Meine beiden Beziehungen scheiterten schon nach wenigen Wochen und sehr plötzlich. Von einen auf den anderen Tag und ich weiß bis heute nicht, was ich falsch gemacht habe. Das kratzt so sehr an meinem Ego, dass mich die Erinnerungen bis heute nicht loslassen. Ich weiß, dass meine erste Freundin mich benutzt hat, um ihre Wunden der vorherigen Beziehung zu heilen und mich fallen ließ, als sie merkte, dass es nicht so einfach funktioniert. Damals war ich viel zu naiv, verliebt und gutgläubig um das zu bemerken. Meine zweite Freundin hielt über Wochen hin und ignorierte mich hin und wieder. Es gab Tage, da war sie der netteste Mensch auf Erden, im nächsten Augenblick ignorierte sie mich tagelang ohne Grund. Ein ständiges auf und ab, bis sich irgendwann der Kontakt einstellte. Vor einer Woche bin ich ihr zufällig über den Weg gelaufen und grüßte sie - sie ignorierte mich einfach und ging weg. Seitdem spielt mein Kopfkino wieder verrückt. Immer wieder gehen mir die Bilder durch den Kopf, wie sie einfach so weggeht, ohne mich dabei nur mal kurz anzusehen. Es zerreist mich einfach - die ganze Ablehnung anderer Menschen und besonders ihre Ablehnung mir gegenüber. Ich habe so eine verdammte Angst vor Ablehnung, dass ich mich manchmal frage, warum ich mir das alles hier noch antue und mein Leben nicht einfach hinter mir lasse. Ich dachte, dass ich meine Ex-Freundin mittlerweile auch gefühlsmäßig hinter mir gelassen habe, aber wie ich vor einer Woche merkte, habe ich das immer noch nicht. Warum nimmt mich ein zufälliges Treffen so verdammt mit? Die Beziehung ist mehr als zwei Jahre her, warum tut es so verdammt weh sie zu sehen? Warum tut es immer noch so weh, dass sie mich ablehnt und ignoriert?
Ich hasse diesen Schmerz der Ablehnung und die Tatsache, dass ich von so vielen Menschen nicht ernst genommen werde. Zum Beispiel machen sich viele Mensch darüber lustig, dass ich homosexuell bin. Einige Menschen in meinem Umfeld sehen homosexuelle Beziehungen nicht als "richtige" Beziehungen an - für sie ist das einfach ne Lachnummer und das geben sie mir oft zu spüren.
Mittlerweile leide ich an einigen psychosomatischen Beschwerden; Schlafstörungen, Ohrgeräusche, Sehstörungen, Migräne, Haarausfall und Bauchschmerzen.
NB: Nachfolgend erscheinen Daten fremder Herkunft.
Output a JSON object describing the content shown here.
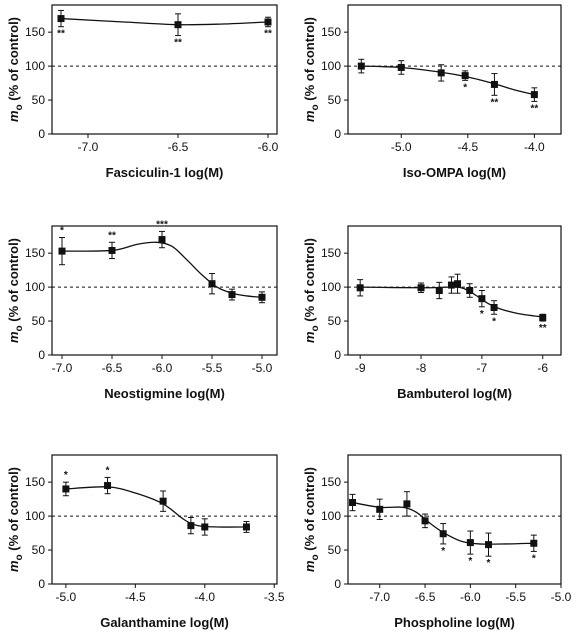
{
  "chart_data": [
    {
      "id": "p1",
      "type": "line",
      "xlabel": "Fasciculin-1 log(M)",
      "ylabel": {
        "main": "m",
        "sub": "o",
        "rest": " (% of control)"
      },
      "xlim": [
        -7.2,
        -5.95
      ],
      "xticks": [
        -7.0,
        -6.5,
        -6.0
      ],
      "xtick_labels": [
        "-7.0",
        "-6.5",
        "-6.0"
      ],
      "ylim": [
        0,
        190
      ],
      "yticks": [
        0,
        50,
        100,
        150
      ],
      "reference_line": 100,
      "points": [
        {
          "x": -7.15,
          "y": 170,
          "err": 12,
          "sig": "**"
        },
        {
          "x": -6.5,
          "y": 161,
          "err": 16,
          "sig": "**"
        },
        {
          "x": -6.0,
          "y": 165,
          "err": 7,
          "sig": "**"
        }
      ],
      "curve": [
        [
          -7.15,
          170
        ],
        [
          -6.8,
          165
        ],
        [
          -6.5,
          161
        ],
        [
          -6.25,
          162
        ],
        [
          -6.0,
          165
        ]
      ]
    },
    {
      "id": "p2",
      "type": "line",
      "xlabel": "Iso-OMPA log(M)",
      "ylabel": {
        "main": "m",
        "sub": "o",
        "rest": " (% of control)"
      },
      "xlim": [
        -5.4,
        -3.8
      ],
      "xticks": [
        -5.0,
        -4.5,
        -4.0
      ],
      "xtick_labels": [
        "-5.0",
        "-4.5",
        "-4.0"
      ],
      "ylim": [
        0,
        190
      ],
      "yticks": [
        0,
        50,
        100,
        150
      ],
      "reference_line": 100,
      "points": [
        {
          "x": -5.3,
          "y": 100,
          "err": 10,
          "sig": ""
        },
        {
          "x": -5.0,
          "y": 98,
          "err": 10,
          "sig": ""
        },
        {
          "x": -4.7,
          "y": 90,
          "err": 12,
          "sig": ""
        },
        {
          "x": -4.52,
          "y": 86,
          "err": 7,
          "sig": "*"
        },
        {
          "x": -4.3,
          "y": 73,
          "err": 16,
          "sig": "**"
        },
        {
          "x": -4.0,
          "y": 58,
          "err": 10,
          "sig": "**"
        }
      ],
      "curve": [
        [
          -5.3,
          100
        ],
        [
          -5.0,
          98
        ],
        [
          -4.7,
          91
        ],
        [
          -4.5,
          84
        ],
        [
          -4.3,
          74
        ],
        [
          -4.15,
          65
        ],
        [
          -4.0,
          58
        ]
      ]
    },
    {
      "id": "p3",
      "type": "line",
      "xlabel": "Neostigmine log(M)",
      "ylabel": {
        "main": "m",
        "sub": "o",
        "rest": " (% of control)"
      },
      "xlim": [
        -7.1,
        -4.85
      ],
      "xticks": [
        -7.0,
        -6.5,
        -6.0,
        -5.5,
        -5.0
      ],
      "xtick_labels": [
        "-7.0",
        "-6.5",
        "-6.0",
        "-5.5",
        "-5.0"
      ],
      "ylim": [
        0,
        190
      ],
      "yticks": [
        0,
        50,
        100,
        150
      ],
      "reference_line": 100,
      "points": [
        {
          "x": -7.0,
          "y": 153,
          "err": 20,
          "sig": "*"
        },
        {
          "x": -6.5,
          "y": 154,
          "err": 12,
          "sig": "**"
        },
        {
          "x": -6.0,
          "y": 170,
          "err": 12,
          "sig": "***"
        },
        {
          "x": -5.5,
          "y": 105,
          "err": 15,
          "sig": ""
        },
        {
          "x": -5.3,
          "y": 89,
          "err": 8,
          "sig": ""
        },
        {
          "x": -5.0,
          "y": 85,
          "err": 8,
          "sig": ""
        }
      ],
      "curve": [
        [
          -7.0,
          153
        ],
        [
          -6.5,
          154
        ],
        [
          -6.25,
          163
        ],
        [
          -6.05,
          166
        ],
        [
          -5.9,
          160
        ],
        [
          -5.75,
          140
        ],
        [
          -5.6,
          118
        ],
        [
          -5.45,
          100
        ],
        [
          -5.3,
          91
        ],
        [
          -5.15,
          87
        ],
        [
          -5.0,
          85
        ]
      ]
    },
    {
      "id": "p4",
      "type": "line",
      "xlabel": "Bambuterol log(M)",
      "ylabel": {
        "main": "m",
        "sub": "o",
        "rest": " (% of control)"
      },
      "xlim": [
        -9.2,
        -5.7
      ],
      "xticks": [
        -9,
        -8,
        -7,
        -6
      ],
      "xtick_labels": [
        "-9",
        "-8",
        "-7",
        "-6"
      ],
      "ylim": [
        0,
        190
      ],
      "yticks": [
        0,
        50,
        100,
        150
      ],
      "reference_line": 100,
      "points": [
        {
          "x": -9.0,
          "y": 99,
          "err": 12,
          "sig": ""
        },
        {
          "x": -8.0,
          "y": 99,
          "err": 7,
          "sig": ""
        },
        {
          "x": -7.7,
          "y": 95,
          "err": 12,
          "sig": ""
        },
        {
          "x": -7.5,
          "y": 103,
          "err": 12,
          "sig": ""
        },
        {
          "x": -7.4,
          "y": 105,
          "err": 14,
          "sig": ""
        },
        {
          "x": -7.2,
          "y": 95,
          "err": 10,
          "sig": ""
        },
        {
          "x": -7.0,
          "y": 83,
          "err": 12,
          "sig": "*"
        },
        {
          "x": -6.8,
          "y": 70,
          "err": 10,
          "sig": "*"
        },
        {
          "x": -6.0,
          "y": 55,
          "err": 5,
          "sig": "**"
        }
      ],
      "curve": [
        [
          -9.0,
          100
        ],
        [
          -8.0,
          99
        ],
        [
          -7.5,
          100
        ],
        [
          -7.3,
          98
        ],
        [
          -7.1,
          88
        ],
        [
          -6.9,
          76
        ],
        [
          -6.7,
          68
        ],
        [
          -6.4,
          61
        ],
        [
          -6.0,
          56
        ]
      ]
    },
    {
      "id": "p5",
      "type": "line",
      "xlabel": "Galanthamine log(M)",
      "ylabel": {
        "main": "m",
        "sub": "o",
        "rest": " (% of control)"
      },
      "xlim": [
        -5.1,
        -3.48
      ],
      "xticks": [
        -5.0,
        -4.5,
        -4.0,
        -3.5
      ],
      "xtick_labels": [
        "-5.0",
        "-4.5",
        "-4.0",
        "-3.5"
      ],
      "ylim": [
        0,
        190
      ],
      "yticks": [
        0,
        50,
        100,
        150
      ],
      "reference_line": 100,
      "points": [
        {
          "x": -5.0,
          "y": 140,
          "err": 10,
          "sig": "*"
        },
        {
          "x": -4.7,
          "y": 145,
          "err": 12,
          "sig": "*"
        },
        {
          "x": -4.3,
          "y": 122,
          "err": 15,
          "sig": ""
        },
        {
          "x": -4.1,
          "y": 86,
          "err": 12,
          "sig": ""
        },
        {
          "x": -4.0,
          "y": 84,
          "err": 12,
          "sig": ""
        },
        {
          "x": -3.7,
          "y": 84,
          "err": 8,
          "sig": ""
        }
      ],
      "curve": [
        [
          -5.0,
          140
        ],
        [
          -4.7,
          143
        ],
        [
          -4.5,
          134
        ],
        [
          -4.3,
          118
        ],
        [
          -4.15,
          95
        ],
        [
          -4.05,
          86
        ],
        [
          -3.9,
          84
        ],
        [
          -3.7,
          84
        ]
      ]
    },
    {
      "id": "p6",
      "type": "line",
      "xlabel": "Phospholine log(M)",
      "ylabel": {
        "main": "m",
        "sub": "o",
        "rest": " (% of control)"
      },
      "xlim": [
        -7.35,
        -5.0
      ],
      "xticks": [
        -7.0,
        -6.5,
        -6.0,
        -5.5,
        -5.0
      ],
      "xtick_labels": [
        "-7.0",
        "-6.5",
        "-6.0",
        "-5.5",
        "-5.0"
      ],
      "ylim": [
        0,
        190
      ],
      "yticks": [
        0,
        50,
        100,
        150
      ],
      "reference_line": 100,
      "points": [
        {
          "x": -7.3,
          "y": 120,
          "err": 12,
          "sig": ""
        },
        {
          "x": -7.0,
          "y": 110,
          "err": 15,
          "sig": ""
        },
        {
          "x": -6.7,
          "y": 118,
          "err": 18,
          "sig": ""
        },
        {
          "x": -6.5,
          "y": 93,
          "err": 10,
          "sig": ""
        },
        {
          "x": -6.3,
          "y": 74,
          "err": 15,
          "sig": "*"
        },
        {
          "x": -6.0,
          "y": 61,
          "err": 17,
          "sig": "*"
        },
        {
          "x": -5.8,
          "y": 58,
          "err": 17,
          "sig": "*"
        },
        {
          "x": -5.3,
          "y": 60,
          "err": 12,
          "sig": "*"
        }
      ],
      "curve": [
        [
          -7.3,
          120
        ],
        [
          -7.0,
          113
        ],
        [
          -6.75,
          113
        ],
        [
          -6.6,
          106
        ],
        [
          -6.45,
          90
        ],
        [
          -6.3,
          76
        ],
        [
          -6.1,
          63
        ],
        [
          -5.9,
          59
        ],
        [
          -5.6,
          59
        ],
        [
          -5.3,
          60
        ]
      ]
    }
  ]
}
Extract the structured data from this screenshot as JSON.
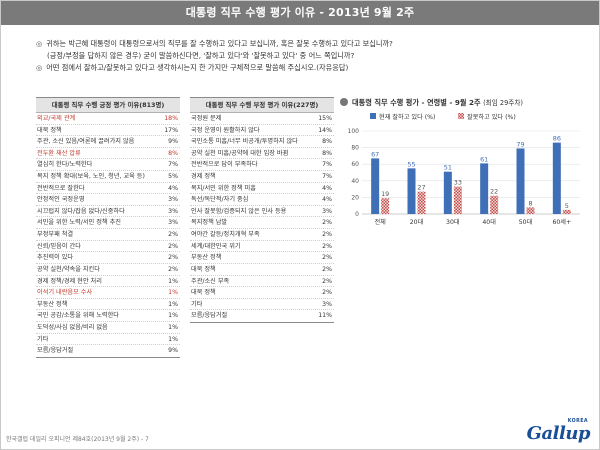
{
  "title": "대통령 직무 수행 평가 이유 - 2013년 9월 2주",
  "questions": [
    {
      "bullet": "◎",
      "text": "귀하는 박근혜 대통령이 대통령으로서의 직무를 잘 수행하고 있다고 보십니까, 혹은 잘못 수행하고 있다고 보십니까?"
    },
    {
      "bullet": "",
      "text": "(긍정/부정을 답하지 않은 경우) 굳이 말씀하신다면, '잘하고 있다'와 '잘못하고 있다' 중 어느 쪽입니까?"
    },
    {
      "bullet": "◎",
      "text": "어떤 점에서 잘하고/잘못하고 있다고 생각하시는지 한 가지만 구체적으로 말씀해 주십시오.(자유응답)"
    }
  ],
  "positive_table": {
    "header": "대통령 직무 수행 긍정 평가 이유(813명)",
    "rows": [
      {
        "label": "외교/국제 관계",
        "value": "18%",
        "highlight": true
      },
      {
        "label": "대북 정책",
        "value": "17%",
        "highlight": false
      },
      {
        "label": "주관, 소신 있음/여론에 끌려가지 않음",
        "value": "9%",
        "highlight": false
      },
      {
        "label": "전두환 재산 압류",
        "value": "8%",
        "highlight": true
      },
      {
        "label": "열심히 한다/노력한다",
        "value": "7%",
        "highlight": false
      },
      {
        "label": "복지 정책 확대(보육, 노인, 청년, 교육 등)",
        "value": "5%",
        "highlight": false
      },
      {
        "label": "전반적으로 잘한다",
        "value": "4%",
        "highlight": false
      },
      {
        "label": "안정적인 국정운영",
        "value": "3%",
        "highlight": false
      },
      {
        "label": "시끄럽지 않다/잡음 없다/신중하다",
        "value": "3%",
        "highlight": false
      },
      {
        "label": "서민을 위한 노력/서민 정책 추진",
        "value": "3%",
        "highlight": false
      },
      {
        "label": "부정부패 척결",
        "value": "2%",
        "highlight": false
      },
      {
        "label": "신뢰/믿음이 간다",
        "value": "2%",
        "highlight": false
      },
      {
        "label": "추진력이 있다",
        "value": "2%",
        "highlight": false
      },
      {
        "label": "공약 실천/약속을 지킨다",
        "value": "2%",
        "highlight": false
      },
      {
        "label": "경제 정책/경제 현안 처리",
        "value": "1%",
        "highlight": false
      },
      {
        "label": "이석기 내란음모 수사",
        "value": "1%",
        "highlight": true
      },
      {
        "label": "부동산 정책",
        "value": "1%",
        "highlight": false
      },
      {
        "label": "국민 공감/소통을 위해 노력한다",
        "value": "1%",
        "highlight": false
      },
      {
        "label": "도덕성/사심 없음/비리 없음",
        "value": "1%",
        "highlight": false
      },
      {
        "label": "기타",
        "value": "1%",
        "highlight": false
      },
      {
        "label": "모름/응답거절",
        "value": "9%",
        "highlight": false
      }
    ]
  },
  "negative_table": {
    "header": "대통령 직무 수행 부정 평가 이유(227명)",
    "rows": [
      {
        "label": "국정원 문제",
        "value": "15%"
      },
      {
        "label": "국정 운영이 원활하지 않다",
        "value": "14%"
      },
      {
        "label": "국민소통 미흡/너무 비공개/투명하지 않다",
        "value": "8%"
      },
      {
        "label": "공약 실천 미흡/공약에 대한 입장 바뀜",
        "value": "8%"
      },
      {
        "label": "전반적으로 답이 부족하다",
        "value": "7%"
      },
      {
        "label": "경제 정책",
        "value": "7%"
      },
      {
        "label": "복지/서민 위한 정책 미흡",
        "value": "4%"
      },
      {
        "label": "독선/독단적/자기 중심",
        "value": "4%"
      },
      {
        "label": "인사 잘못함/검증되지 않은 인사 등용",
        "value": "3%"
      },
      {
        "label": "복지정책 남발",
        "value": "2%"
      },
      {
        "label": "여야간 갈등/정치개혁 부족",
        "value": "2%"
      },
      {
        "label": "세계/대한민국 위기",
        "value": "2%"
      },
      {
        "label": "부동산 정책",
        "value": "2%"
      },
      {
        "label": "대북 정책",
        "value": "2%"
      },
      {
        "label": "주관/소신 부족",
        "value": "2%"
      },
      {
        "label": "대북 정책",
        "value": "2%"
      },
      {
        "label": "기타",
        "value": "3%"
      },
      {
        "label": "모름/응답거절",
        "value": "11%"
      }
    ]
  },
  "chart_data": {
    "type": "bar",
    "title": "대통령 직무 수행 평가 - 연령별 - 9월 2주",
    "subtitle": "(최임 29주차)",
    "categories": [
      "전체",
      "20대",
      "30대",
      "40대",
      "50대",
      "60세+"
    ],
    "series": [
      {
        "name": "현재 잘하고 있다 (%)",
        "values": [
          67,
          55,
          51,
          61,
          79,
          86
        ],
        "color": "#3f6fb6"
      },
      {
        "name": "잘못하고 있다 (%)",
        "values": [
          19,
          27,
          33,
          22,
          8,
          5
        ],
        "color": "#c0504d",
        "pattern": "checker"
      }
    ],
    "yticks": [
      0,
      20,
      40,
      60,
      80,
      100
    ],
    "ylim": [
      0,
      100
    ],
    "legend": "top"
  },
  "footer": "한국갤럽 데일리 오피니언 제84호(2013년 9월 2주) - 7",
  "logo": {
    "word": "Gallup",
    "korea": "KOREA"
  }
}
Ich komme mir schon vor wie ein Hypochonder, denn ständig funktioniert irgendwas nicht so wie es soll oder ich habe Schmerzen - ich weiß jedoch, dass das alles keine organische Ursache hat.
Ich merke gerade, dass meine Konzentration nachlässt - ich hoffe, in meinem Text ist wenigstens ein bisschen Struktur vorhanden und man kann nachvollziehen, was ich sagen möchte. Vielen Dank fürs Leben - ich hoffe, der ein oder andere nimmt sich die Zeit zu antworten.